Me despedí y seguí caminando por los caminos de terracería, entre las viviendas de interés social a medio construir, hasta que llegué al fin del camino. A mi lado transitaban camiones. La tierra se había convertido en un polvo muy fino que el viento levantaba con facilidad. Montículos de tierra no muy altos bloqueaban la vista detrás del camino de terracería. A la distancia vi que un hombre en bicicleta daba vuelta a la izquierda hasta adentrarse en un camino de pasto. Lo seguí guardando la distancia.
Transcurridos unos minutos llegué a un canal extenso y profundo de aguas negras cercado por pura piedra que bajaba hasta alcanzar la corriente burbujeante.
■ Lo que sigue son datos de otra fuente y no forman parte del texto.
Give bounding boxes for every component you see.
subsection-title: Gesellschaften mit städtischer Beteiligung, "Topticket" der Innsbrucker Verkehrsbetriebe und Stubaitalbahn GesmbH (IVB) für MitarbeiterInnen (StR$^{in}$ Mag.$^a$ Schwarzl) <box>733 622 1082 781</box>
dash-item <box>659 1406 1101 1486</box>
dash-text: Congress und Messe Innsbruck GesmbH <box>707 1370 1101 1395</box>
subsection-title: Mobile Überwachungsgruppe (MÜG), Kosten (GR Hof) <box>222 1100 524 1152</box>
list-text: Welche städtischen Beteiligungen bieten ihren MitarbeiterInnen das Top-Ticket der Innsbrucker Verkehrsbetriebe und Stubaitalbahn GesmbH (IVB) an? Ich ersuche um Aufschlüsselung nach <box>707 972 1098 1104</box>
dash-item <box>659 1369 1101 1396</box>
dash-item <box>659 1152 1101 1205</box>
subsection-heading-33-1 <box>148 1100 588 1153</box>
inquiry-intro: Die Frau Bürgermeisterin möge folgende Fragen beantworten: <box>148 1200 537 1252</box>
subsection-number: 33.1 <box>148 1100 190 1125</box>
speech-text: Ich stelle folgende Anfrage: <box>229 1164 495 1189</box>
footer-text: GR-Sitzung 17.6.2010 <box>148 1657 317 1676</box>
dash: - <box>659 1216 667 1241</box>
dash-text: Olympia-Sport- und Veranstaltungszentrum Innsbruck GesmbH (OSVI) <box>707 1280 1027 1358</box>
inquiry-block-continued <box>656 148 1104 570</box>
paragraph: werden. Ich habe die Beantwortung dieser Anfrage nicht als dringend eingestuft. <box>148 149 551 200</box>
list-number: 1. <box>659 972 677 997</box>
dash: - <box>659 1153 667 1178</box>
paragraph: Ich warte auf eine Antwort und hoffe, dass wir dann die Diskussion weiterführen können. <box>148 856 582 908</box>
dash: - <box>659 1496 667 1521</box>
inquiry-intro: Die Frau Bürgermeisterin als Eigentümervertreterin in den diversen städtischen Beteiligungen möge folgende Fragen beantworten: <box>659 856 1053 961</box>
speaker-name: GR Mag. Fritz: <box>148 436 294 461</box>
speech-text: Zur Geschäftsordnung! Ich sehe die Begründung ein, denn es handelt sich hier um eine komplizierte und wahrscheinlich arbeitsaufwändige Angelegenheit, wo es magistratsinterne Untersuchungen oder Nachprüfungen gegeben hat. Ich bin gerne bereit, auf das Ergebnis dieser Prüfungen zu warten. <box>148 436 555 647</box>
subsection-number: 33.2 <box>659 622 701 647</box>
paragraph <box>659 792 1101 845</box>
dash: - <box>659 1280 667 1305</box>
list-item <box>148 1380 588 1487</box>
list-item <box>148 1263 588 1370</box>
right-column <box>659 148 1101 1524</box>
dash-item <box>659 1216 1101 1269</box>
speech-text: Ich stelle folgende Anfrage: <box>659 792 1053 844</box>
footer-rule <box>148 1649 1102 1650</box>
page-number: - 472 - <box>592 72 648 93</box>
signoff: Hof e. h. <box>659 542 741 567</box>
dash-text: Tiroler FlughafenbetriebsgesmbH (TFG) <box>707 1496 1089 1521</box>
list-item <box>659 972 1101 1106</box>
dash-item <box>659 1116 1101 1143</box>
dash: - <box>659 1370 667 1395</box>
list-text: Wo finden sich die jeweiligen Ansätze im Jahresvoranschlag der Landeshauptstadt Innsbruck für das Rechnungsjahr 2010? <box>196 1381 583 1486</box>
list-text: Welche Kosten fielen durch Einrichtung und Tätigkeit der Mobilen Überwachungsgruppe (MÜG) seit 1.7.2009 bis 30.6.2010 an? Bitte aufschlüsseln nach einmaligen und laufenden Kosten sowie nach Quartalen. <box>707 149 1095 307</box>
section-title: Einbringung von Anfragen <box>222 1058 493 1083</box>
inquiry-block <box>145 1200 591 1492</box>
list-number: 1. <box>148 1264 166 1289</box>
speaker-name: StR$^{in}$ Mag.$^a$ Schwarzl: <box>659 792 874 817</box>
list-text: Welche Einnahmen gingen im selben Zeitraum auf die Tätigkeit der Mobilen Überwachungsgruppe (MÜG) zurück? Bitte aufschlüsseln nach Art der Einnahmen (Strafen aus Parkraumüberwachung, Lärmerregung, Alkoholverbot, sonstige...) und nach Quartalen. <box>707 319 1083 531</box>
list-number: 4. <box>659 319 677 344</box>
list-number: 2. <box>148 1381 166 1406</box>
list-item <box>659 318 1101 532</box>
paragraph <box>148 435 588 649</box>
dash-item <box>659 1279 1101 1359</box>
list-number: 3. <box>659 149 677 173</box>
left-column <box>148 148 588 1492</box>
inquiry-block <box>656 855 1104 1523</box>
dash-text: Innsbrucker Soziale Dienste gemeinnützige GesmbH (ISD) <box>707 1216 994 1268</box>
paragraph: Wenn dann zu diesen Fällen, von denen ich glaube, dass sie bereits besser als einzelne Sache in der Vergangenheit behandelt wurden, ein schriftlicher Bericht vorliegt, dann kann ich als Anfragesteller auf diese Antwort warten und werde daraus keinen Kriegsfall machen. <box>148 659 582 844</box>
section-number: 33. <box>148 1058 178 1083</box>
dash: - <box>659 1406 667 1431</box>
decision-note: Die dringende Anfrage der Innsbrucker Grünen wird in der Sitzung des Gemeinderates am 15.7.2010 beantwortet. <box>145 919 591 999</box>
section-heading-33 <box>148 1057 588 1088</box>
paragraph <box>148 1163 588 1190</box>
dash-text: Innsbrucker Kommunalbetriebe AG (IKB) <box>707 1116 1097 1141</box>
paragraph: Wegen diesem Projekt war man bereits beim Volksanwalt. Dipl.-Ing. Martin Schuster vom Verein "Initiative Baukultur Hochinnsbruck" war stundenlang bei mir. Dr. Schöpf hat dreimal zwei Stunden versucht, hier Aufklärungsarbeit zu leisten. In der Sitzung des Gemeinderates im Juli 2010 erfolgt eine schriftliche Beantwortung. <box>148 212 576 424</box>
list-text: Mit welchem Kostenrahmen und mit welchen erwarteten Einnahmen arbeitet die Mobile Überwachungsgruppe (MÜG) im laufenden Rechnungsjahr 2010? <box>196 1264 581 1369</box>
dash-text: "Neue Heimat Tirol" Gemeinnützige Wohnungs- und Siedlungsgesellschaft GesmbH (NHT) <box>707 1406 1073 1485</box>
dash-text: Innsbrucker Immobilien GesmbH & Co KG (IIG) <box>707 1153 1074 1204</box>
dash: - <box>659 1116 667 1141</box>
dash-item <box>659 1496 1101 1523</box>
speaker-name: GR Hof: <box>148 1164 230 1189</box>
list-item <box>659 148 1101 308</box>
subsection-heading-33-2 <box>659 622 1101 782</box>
Había llegado al Gran Canal que lleva las aguas residuales de la ciudad a Hidalgo. Frente a mí el hombre tomó su bicicleta para cruzar a pie un puente antiguo hecho de vigas de acero, aquello fue como viajar en el tiempo a la Europa del siglo XIX y la Torre Eiffel. Mientras esperaba, contemplé el arroyo negro y burbujeante de aguas residuales que brotaban como cascadas desde tuberías que salían de los bancos de piedra. Otros peatones y ciclistas también cruzaron el puente.
Atravesé por el puente de vigas pintadas y resonancia metálica, debajo de mí, el excremento negro de la megalópolis fluía despacio hacia el noroeste. Llegué a la otra orilla, bajé por una escalinata de acero pequeña y seguí por un camino de terracería a lo largo de una loma cubierta de pasto. Justo frente a mí se extendía el Circuito Exterior Mexiquense, la autopista de cobro que divide la ciudad del campo. Camiones circulaban a toda velocidad. Tres carriles de alta velocidad me separaban de la barrera de concreto que dividía la autopista por el centro y cuya reja de metal había sido arrancada.
Calculé con cuidado, corrí y llegué a la barrera, la crucé y corrí para llegar al otro lado. Ahí el camino de terracería llegaba a otra reja de metal con un hoyo. Siempre hay un hoyo en la reja. Me asombró que esta ruta era parte del trayecto diario de los trabajadores de la construcción empleados en proyectos al norte de la autopista. Despreocupados, pasaban una barrera tras otra, incluso con una bicicleta en mano. Los imaginé silbando mientras cruzaban la autopista furiosa, atravesaban el canal de aguas negras y se internaban en la polvareda.
Entré a la colonia Luis Donaldo Colosio, en Ecatepec. Anochecía cuando pasé por la estructura a medio construir de una iglesia.